За стенкой снова затарабанила женщина и сказала злорадствующим ГОЛОСОМ:

– Давайте, давайте! Алкаши чёртовы! Я уже милицию вызвала! Сейчас приедут и увезут вас на пару суток, скоты!

Валера молча вышел за дверь. За стенкой вскрикнула женщина. Потом всё затихло, и я услышал, как женщина застонала. Стонала она минут пять, и всё стало тихо. Валера вернулся в комнату без штанов на автопилоте и, не удостоив меня взглядом, завалился спать на пол.

Видит Бог, каждое утро я просыпался и обещал себе, что сегодня вечером нужно обязательно написать письмо отцу в село. Конечно, он не сидел там, в селе, и не убивался горем из-за моего внезапного исчезновения.
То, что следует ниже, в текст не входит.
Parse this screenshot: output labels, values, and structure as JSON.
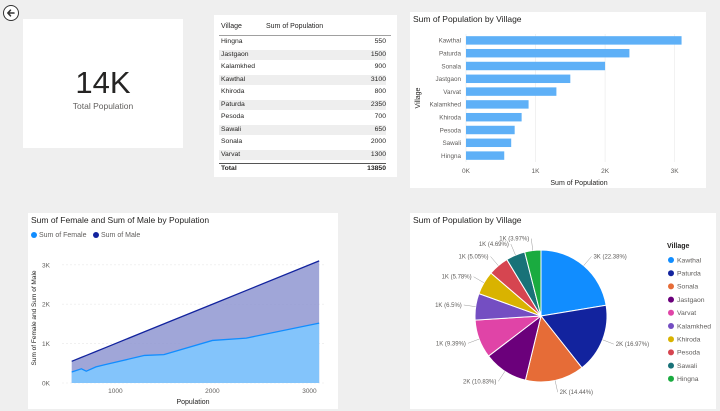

Наверняка он не бил тревогу и не пытался меня разыскать. Может, так, ходил по соседям, расспрашивал, не видали ли те, куда это я запропастился? А всё потому, что дед моего деда был конюхом, и дед был конюхом, и батяня был конюхом, и я бы стал конюхом, если бы проклятые цыгане не выкрали самых породистых лошадей Бессарабии. По всем законам коневодства все дети в нашем роду были воспитаны в спартанских условиях: обгадился – убирай сам. Радуйся тому месту, где можно лечь и поспать, ведь ты вообще мог спать стоя. Радуйся холоду, от которого можно согреться. Радуйся одеялу. Радуйся хлебу. Если куда-то пошёл, никогда не сообщай этого во всеуслышание – просто развернись и уйди… и так далее… свод неписаных правил нашего семейства. И много детей из нашей семьи разъехались кто куда. Кто с мешком, кто без мешка – и ничего о них не слышно, и ничего им не надо от родного села и родного дома – они подняли себя за корневище подобно Мюнхгаузену, поднявшему себя за волосы, и рассеялись по свету. Всё же спустя три месяца городской жизни я сел писать письмо. Заставил себя.

О, сколько я бумаги извёл на это дело! Писать я совсем не мастак! Еле заставил себя на стуле усидеть. И читать мне никогда не нравилось. Вот что у меня получилось в итоге: «Дорогой отец, я живу в городе. Я жив. И голова у меня цела. Я ем три раза в день. И ем горячую пищу. Я подружился со сторожем Валерой, который раньше был моряком. Он устроил меня на хлебобулочный комбинат, и теперь я работаю там, в ночную смену, и имею ставку полторы тысячи рублей. Я снимаю комнату в том же доме, где и Валера. Каждый вечер он играет мне на гитаре и поёт песни Высоцкого таким же хриплым голосом. Жаль, что я не слушался тебя раньше! У Высоцкого действительно очень красивые и умные песни! Говорят, что дом, где мы живём с Валерой, самый старый дом в этом городе. Прямо под моим окном висит синяя вывеска, на которой написано «Пыне». Каждый день под вывеску идут люди. Толпы людей. Все хотят есть. Говорят, скоро вообще хлеб будет по карточкам продаваться. Но ты за меня не переживай. Хлеб я всегда могу достать на комбинате. Если честно, я поджираю там булочки во время смены бесплатно. Вкусные булочки с корицей, тмином и яблоками. Такие у нас в селе никто не печёт. Приеду после зимы. На второй месяц весны. Потому что Валера говорит, что будет очень плохая дорога, и транспорт в село ходить не будет. А и правда – дорога-де в наше село и не заасфальтирована».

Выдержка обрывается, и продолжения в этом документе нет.